Wat Mahathat, Sukhothai Historical Park

 

See Video of Wat Mahathat at bottom of page.

Sitting Buddha Image in Ordination Hall, Wat Mahathat, Sukhothai.

Sitting Buddha Image in Ordination Hall, Wat Mahathat, Sukhothai.

 

Wat Mahathat is the most important and impressive temple compound in Sukhothai Historical Park. 'Wat Mahathat' translates as 'temple of the great relic' and many Thai cities have a Wat Mahathat, where relics of the Buddha were kept.

When evaluating the Sukhothai Inscriptions (on stone) Wat Mahathat was built somewhere in between 1292 and 1347.

Wat Mahathat is the first temple complex you see when entering the historical park from the east. There are many temple structures, a lot of them have been restored during the 20th century. So some of the decorations may not exactly be as old as you might have imagined. You would need a thorough guidebook or someone with archaeologic knowledge to figure out exactly what is as it used to be, and what has been restored.

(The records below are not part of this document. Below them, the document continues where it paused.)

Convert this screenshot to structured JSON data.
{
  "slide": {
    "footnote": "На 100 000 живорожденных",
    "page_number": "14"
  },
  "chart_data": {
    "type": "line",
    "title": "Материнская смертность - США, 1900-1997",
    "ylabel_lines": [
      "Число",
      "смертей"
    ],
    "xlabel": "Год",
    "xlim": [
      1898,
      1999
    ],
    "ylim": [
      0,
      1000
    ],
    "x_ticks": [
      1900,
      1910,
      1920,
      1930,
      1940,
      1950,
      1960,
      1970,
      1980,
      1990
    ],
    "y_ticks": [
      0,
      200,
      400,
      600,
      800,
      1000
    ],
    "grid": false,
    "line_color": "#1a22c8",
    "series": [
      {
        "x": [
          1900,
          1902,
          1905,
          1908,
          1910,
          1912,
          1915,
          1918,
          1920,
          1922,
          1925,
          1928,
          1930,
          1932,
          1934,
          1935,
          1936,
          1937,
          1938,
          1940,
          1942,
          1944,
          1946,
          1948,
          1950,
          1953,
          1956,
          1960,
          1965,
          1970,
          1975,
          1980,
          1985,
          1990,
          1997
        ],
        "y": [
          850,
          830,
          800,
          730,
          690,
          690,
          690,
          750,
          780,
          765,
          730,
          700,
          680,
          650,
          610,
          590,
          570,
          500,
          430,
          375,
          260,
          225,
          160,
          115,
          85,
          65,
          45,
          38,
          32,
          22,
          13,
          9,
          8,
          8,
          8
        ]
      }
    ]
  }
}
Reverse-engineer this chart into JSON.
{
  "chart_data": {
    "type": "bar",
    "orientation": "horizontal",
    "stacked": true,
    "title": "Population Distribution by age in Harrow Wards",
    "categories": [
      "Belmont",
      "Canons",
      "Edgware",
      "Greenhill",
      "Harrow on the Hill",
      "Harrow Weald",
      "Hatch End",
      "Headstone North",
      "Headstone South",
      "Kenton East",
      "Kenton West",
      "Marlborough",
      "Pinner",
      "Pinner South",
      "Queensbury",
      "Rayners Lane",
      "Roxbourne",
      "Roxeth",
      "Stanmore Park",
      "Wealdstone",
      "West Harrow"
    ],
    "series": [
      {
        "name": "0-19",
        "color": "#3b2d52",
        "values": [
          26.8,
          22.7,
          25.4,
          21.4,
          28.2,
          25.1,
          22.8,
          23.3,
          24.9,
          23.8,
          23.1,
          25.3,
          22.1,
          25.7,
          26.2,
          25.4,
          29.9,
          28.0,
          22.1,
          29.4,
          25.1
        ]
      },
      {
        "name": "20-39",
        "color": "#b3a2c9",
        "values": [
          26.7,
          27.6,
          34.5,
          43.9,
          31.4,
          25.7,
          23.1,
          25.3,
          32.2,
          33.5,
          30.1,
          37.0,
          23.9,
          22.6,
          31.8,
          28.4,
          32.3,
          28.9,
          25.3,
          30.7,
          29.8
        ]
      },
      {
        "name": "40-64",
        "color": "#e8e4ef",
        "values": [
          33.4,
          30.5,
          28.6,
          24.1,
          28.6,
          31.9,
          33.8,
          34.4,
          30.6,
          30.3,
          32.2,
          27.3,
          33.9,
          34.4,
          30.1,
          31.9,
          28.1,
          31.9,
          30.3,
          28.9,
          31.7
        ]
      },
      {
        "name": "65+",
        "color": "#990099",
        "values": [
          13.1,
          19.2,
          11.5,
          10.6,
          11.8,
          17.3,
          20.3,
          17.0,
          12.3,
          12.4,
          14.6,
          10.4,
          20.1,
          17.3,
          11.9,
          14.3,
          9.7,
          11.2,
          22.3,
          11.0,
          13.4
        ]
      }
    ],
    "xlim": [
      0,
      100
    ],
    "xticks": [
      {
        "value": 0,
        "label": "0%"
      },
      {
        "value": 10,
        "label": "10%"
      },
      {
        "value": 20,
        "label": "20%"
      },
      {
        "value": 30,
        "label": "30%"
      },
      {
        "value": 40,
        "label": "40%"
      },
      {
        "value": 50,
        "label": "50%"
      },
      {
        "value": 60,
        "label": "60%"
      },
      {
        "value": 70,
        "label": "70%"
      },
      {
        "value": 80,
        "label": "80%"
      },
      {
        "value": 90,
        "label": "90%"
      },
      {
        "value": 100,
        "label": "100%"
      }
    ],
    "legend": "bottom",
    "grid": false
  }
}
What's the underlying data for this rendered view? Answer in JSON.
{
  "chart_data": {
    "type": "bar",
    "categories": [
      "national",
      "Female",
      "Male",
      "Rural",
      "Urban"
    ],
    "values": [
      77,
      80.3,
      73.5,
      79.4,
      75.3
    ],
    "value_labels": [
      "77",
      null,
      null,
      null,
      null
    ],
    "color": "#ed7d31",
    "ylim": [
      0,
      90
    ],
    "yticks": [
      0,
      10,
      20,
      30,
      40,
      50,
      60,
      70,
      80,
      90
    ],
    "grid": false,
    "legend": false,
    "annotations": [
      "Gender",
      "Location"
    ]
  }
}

Main structures at Wat Mahathat include : the central group with a lotus-bud shaped chedi, four corner smaller stupas and four Khmer-style prangs in the cardinal positions ; assembly hall (to the east) with seated Buddha Image ; two mandapas (square buildings) located north and south of the central group, each with a tall standing Buddha Image ; ordination hall to the north, with seated Buddha Image.

Standing Buddha Image (Phra Attarot) in one of the two Mandapas.

Standing Buddha Image (Phra Attarot) in one of the two Mandapas.

 

It is easy to limit your observations to these obvious buildings, and therefore to miss some parts of the large temple compound.

Some basic explanation for the main stupa. As in other temple complexes, it represents the mythical Mount Meru, center of the universe, which is the heavenly abode build by the God Indra to enshrine relics of the Buddha. The surrounding stupas represent mountain ranges around Mount Meru, and the moat symbolizes the cosmic ocean of infinity.

Note the figures in relief around the base of the main stupa complex. There are 168 in total, and depict disciples walking in a clockwise direction. All have been restored by the Fine Arts Department.

Overview of Wat Mahathat, with the central group in the middle. Sukhothai.

Overview of Wat Mahathat, with the central group in the middle.

Have also a closer look at the four Khmer-style prangs, where there are some interesting pediments and other decorations.

Two large mandapas with standing Buddha Images flank the central stupa group to the north and south. The Buddha Images inside are known as Phra Attarot, referring to the height of the Images.

Both the Assembly Hall to the East (close to the entrance) and the Ordination Hall in the northeast feature a seated Buddha Image with the posture of Subduing Mara.

It is worthwhile to wander also both west and south of the central temple group. There is a very nice lotus-bud stupa west of main stupa. In the south are the remains of a so-called five-spired stupa, with some attractive remaining decorations around the base.

We advise any visitor to come in the early morning, if you want to take some good pictures.

Lintel on a prang of the central stupa group, Wat Mahathat, Sukhothai

Lintel on a prang of the central stupa group, Wat Mahathat, Sukhothai.